CommoditiesCommodities rebound for the first time in 4 sessions |
Commodities rose broadly for the first time in four sessions on Monday as the dollar finally broke from its rally, making raw materials priced in the currency attractive again to users of monies like the euro. Crude oil, copper, gold, wheat and sugar prices closed up about 1 to 2 percent each in New York and Chicago trading.
The 19-commodity Reuters-Jefferies CRB index, which counts on crude as its largest component, settled up about 1.2 percent. It had fallen 2.6 percent through last week, touching four-month lows.
Aside from the weaker dollar, the rebound was aided by factors such as U.S. cold weather and Middle East political tensions, which helped propped up oil prices, and speculative buying ahead of official U.S. crop reports, which lifted grains markets.
"With the weaker dollar today, I think a lot of people may feel like the sell-off last week was over-done," said Matthew Zeman, head of trading at LaSalle Futures Group in Chicago. "We're seeing a nice bounce today, but whether or not it's short-lived is a whole other question."
The dollar drifted down after a three-session rally, but euro stayed at multi-month lows against the U.S. currency as investors remained worried about the fiscal health of euro zone members such as Greece, Portugal and Spain.
In New York, crude oil's benchmark front-month contract settled up 70 cents at $71.89 per barrel. It had fallen to $69.50 on Friday, the lowest since Dec. 15.
Over the past year, oil prices have frequently weakened as the dollar firmed, at times signaling a flight to safer havens by investors. Conversely, crude prices have often risen as the dollar has weakened.
Monday's higher prices for oil came after forecasters predicted that unusually cold weather will settle across key heating fuel consuming regions in the United States this week, in the wake of heavy snow over the weekend, forecasters said. On the political front, the United States and France threatened carefully targeted new sanctions against Iran, which gave instructions on Sunday for the production of higher-grade nuclear reactor fuel.
Copper prices bounced off 3-1/2-month lows amid on bargain hunting and a weaker dollar.

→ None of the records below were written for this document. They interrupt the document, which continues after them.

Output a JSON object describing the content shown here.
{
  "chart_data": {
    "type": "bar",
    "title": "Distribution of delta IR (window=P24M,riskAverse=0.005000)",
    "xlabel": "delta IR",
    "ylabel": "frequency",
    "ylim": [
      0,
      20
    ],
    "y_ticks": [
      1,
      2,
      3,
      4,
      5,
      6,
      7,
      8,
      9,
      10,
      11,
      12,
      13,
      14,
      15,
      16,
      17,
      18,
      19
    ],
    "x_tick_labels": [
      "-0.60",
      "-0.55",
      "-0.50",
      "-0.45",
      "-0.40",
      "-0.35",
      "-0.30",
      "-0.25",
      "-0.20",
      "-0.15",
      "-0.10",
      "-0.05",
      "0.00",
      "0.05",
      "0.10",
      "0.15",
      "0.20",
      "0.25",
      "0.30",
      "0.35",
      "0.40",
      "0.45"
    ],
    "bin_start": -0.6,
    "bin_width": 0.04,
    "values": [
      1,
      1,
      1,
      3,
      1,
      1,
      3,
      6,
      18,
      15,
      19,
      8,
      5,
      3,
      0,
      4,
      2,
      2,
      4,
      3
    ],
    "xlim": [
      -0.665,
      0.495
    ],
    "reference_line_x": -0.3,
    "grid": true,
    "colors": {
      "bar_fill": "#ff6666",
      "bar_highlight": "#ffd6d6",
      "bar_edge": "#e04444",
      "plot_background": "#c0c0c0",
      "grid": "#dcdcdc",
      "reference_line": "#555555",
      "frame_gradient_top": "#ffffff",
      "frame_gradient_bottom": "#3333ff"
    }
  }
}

New York's most-actively traded copper for March delivery firmed 5.55 cents, or 1.9 percent, to settle at $2.9130 per lb. In London, benchmark copper for three-month delivery ended at $6,450 a tonne, up from $6,265 from Friday's close.
U.S. gold for April delivery rose $13.40 to finish at $1,066.20 an ounce.

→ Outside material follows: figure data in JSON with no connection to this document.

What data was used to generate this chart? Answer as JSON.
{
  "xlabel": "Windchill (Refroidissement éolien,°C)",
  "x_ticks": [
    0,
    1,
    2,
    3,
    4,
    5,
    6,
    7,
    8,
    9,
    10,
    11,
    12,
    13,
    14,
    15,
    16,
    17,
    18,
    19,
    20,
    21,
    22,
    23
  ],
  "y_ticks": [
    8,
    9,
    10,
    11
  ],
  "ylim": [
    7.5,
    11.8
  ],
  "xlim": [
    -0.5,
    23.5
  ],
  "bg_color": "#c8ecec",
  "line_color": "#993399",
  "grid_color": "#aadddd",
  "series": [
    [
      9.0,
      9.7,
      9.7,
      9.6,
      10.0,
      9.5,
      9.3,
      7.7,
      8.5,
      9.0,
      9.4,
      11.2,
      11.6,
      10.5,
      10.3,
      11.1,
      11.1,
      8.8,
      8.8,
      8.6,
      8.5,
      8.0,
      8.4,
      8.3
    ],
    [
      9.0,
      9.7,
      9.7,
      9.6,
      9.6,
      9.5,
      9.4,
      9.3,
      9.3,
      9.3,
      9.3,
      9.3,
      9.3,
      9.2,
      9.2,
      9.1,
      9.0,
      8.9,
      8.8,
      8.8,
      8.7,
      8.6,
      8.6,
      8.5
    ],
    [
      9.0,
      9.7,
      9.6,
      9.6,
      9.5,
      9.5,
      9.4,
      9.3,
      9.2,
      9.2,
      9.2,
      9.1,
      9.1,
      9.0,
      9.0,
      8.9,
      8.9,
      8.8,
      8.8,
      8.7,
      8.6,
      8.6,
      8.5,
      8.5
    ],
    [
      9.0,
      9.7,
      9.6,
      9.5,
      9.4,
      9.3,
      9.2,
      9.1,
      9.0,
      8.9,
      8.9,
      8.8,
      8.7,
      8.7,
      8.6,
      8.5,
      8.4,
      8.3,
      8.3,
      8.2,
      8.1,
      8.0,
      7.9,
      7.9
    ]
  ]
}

Wheat futures rallied over 2 percent and corn and soybeans rose over 1 percent on a wave of technical short-covering before the release of a monthly U.S. government supply/demand report.
"It's short-covering ... There's little else in here," said veteran cash and futures merchant Paul Haugens, a vice president for Newedge USA.
Chicago-traded wheat for March ended up 10-3/4 cents at $4.84 a bushel.